For now, however, no matter how accommodating President Bush tries to be, he will discover that he can never concede enough to satisfy the left. He or top-ranking congressional Republicans already have put on the table for discussion tax increases, benefit cuts and hikes in the retirement age, and some Republicans are even suggesting a willingness to do some or all of these things, in the name of "solvency," even before they will ask for a vote on personal accounts. Sen. Lindsey Graham, R-S.C., who wants to increase payroll taxes, even called personal accounts a "side show" last week.
My guess is that the president couldn't possibly find enough to give the Democrats in this political environment. Even if he wanted a "victory" so badly that he was willing to give them everything on the table, he wouldn't be able to induce them to accept the deal and vote for personal accounts. Ironically, the harder the president pursues a bipartisan accommodation to produce a "victory" on personal accounts, the harder it will be to round up a sufficient number of Democrats to vote with him, precisely because their prime objective is to deny him his victory on Social Security.
My advice to the administration, therefore, is to go over the heads of the Democrats in Congress, as he has begun to do. Let them know he doesn't feel desperately in need of their votes. Encourage and work with the House Republicans to pass the best possible pure personal accounts bill they can muster, unencumbered by anything that could be used against House Republicans in the upcoming midterm elections, such as tax increases, benefit cuts and hikes in the retirement age.

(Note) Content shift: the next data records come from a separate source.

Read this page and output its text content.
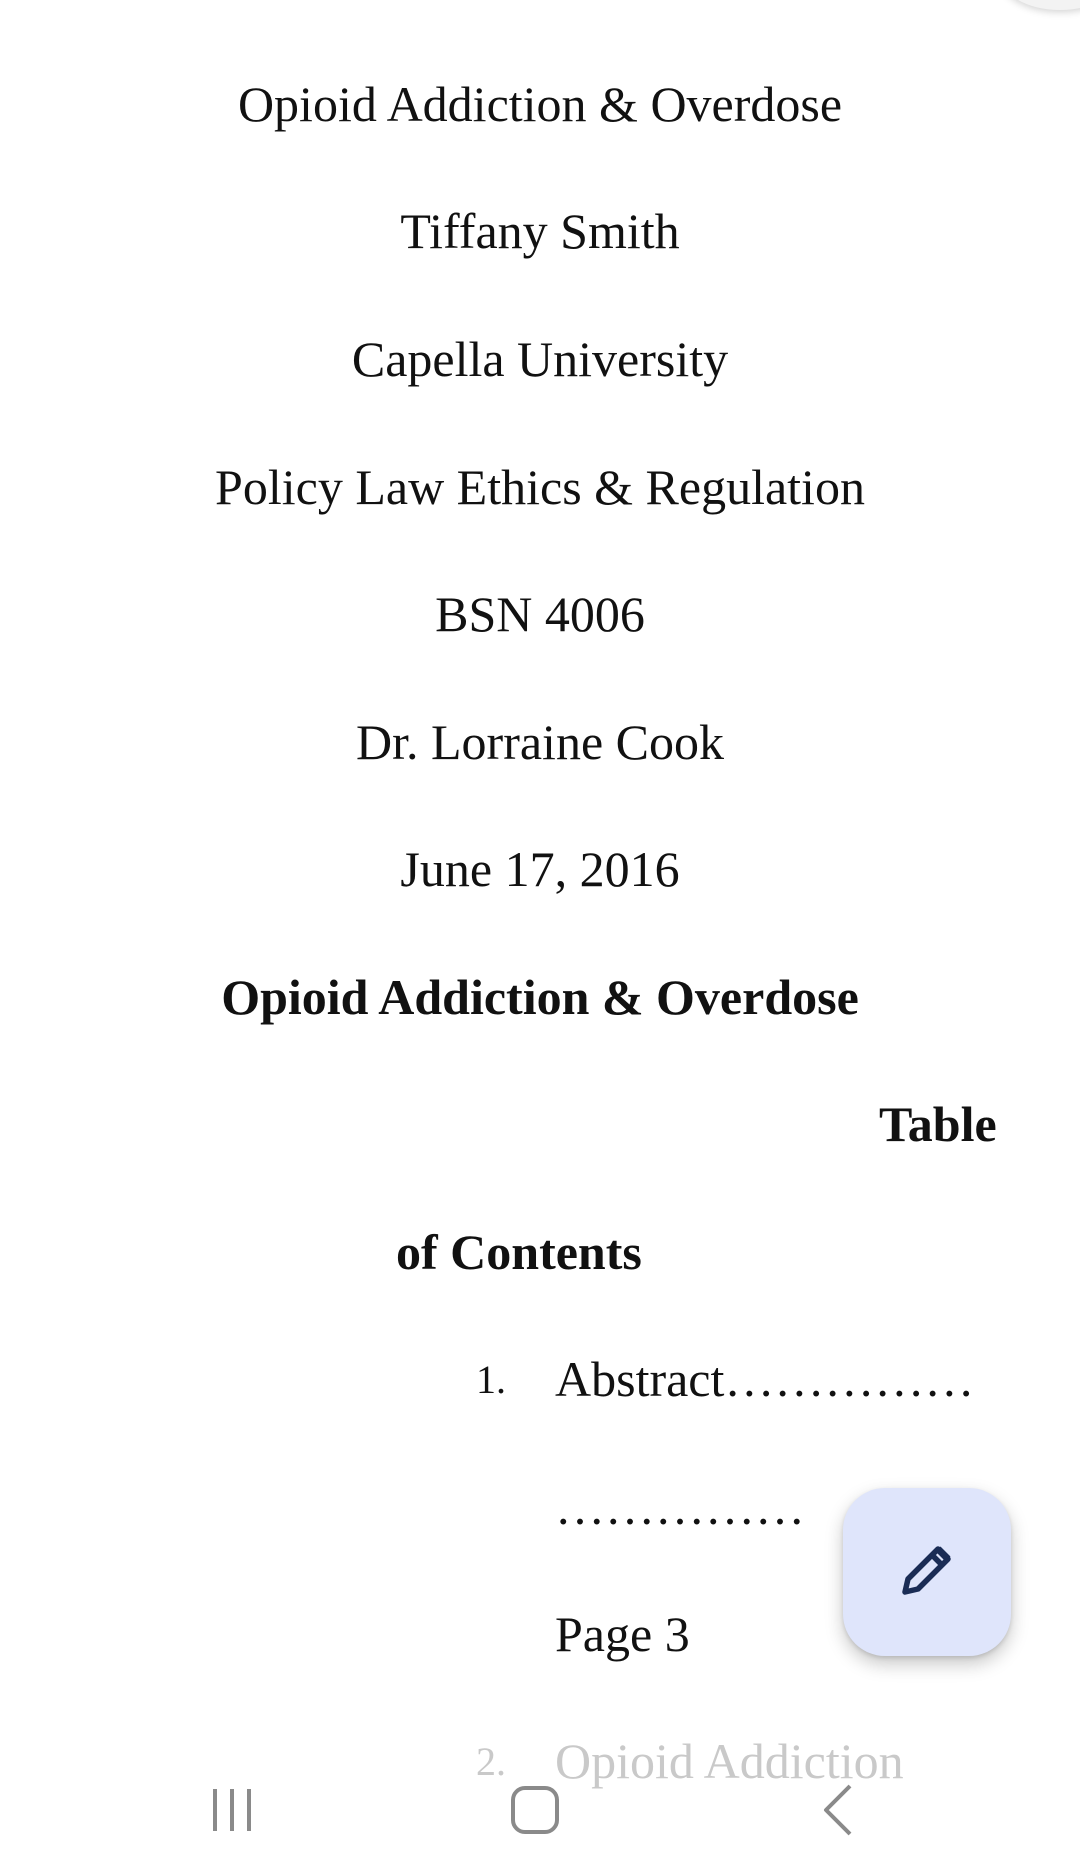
Opioid Addiction & Overdose
Tiffany Smith
Capella University
Policy Law Ethics & Regulation
BSN 4006
Dr. Lorraine Cook
June 17, 2016
Opioid Addiction & Overdose
Table
of Contents
1. Abstract……………
……………
Page 3
2. Opioid Addiction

There will be time enough for compromise if and when the Senate takes up the matter and again in conference committee. The last thing House Republicans want is to be forced to go on record voting in favor of one of these poison pills, only to have the Senate refuse to take action. Then they will be stuck having to defend their vote during the campaign the way Republican senators had to defend their vote to increase COLAs in 1986.
Under the guidance of Speaker Dennis Hastert, R-Ill., and strong support from the president, Ways and Means Chairman Bill Thomas, R-Calif.; Social Security Subcommittee Chairman Jim McCrery, R-La.; and Ryan can craft and pass a pure personal accounts bill that both will inoculate Republicans against Democratic attack and serve as a catalyst to action when it goes over to the Senate.
I am confident that if the president and his party move forward with a pure personal accounts bill and the Democratic Party continues to demagogue Social Security, it will be the Democrats who lose with the American people.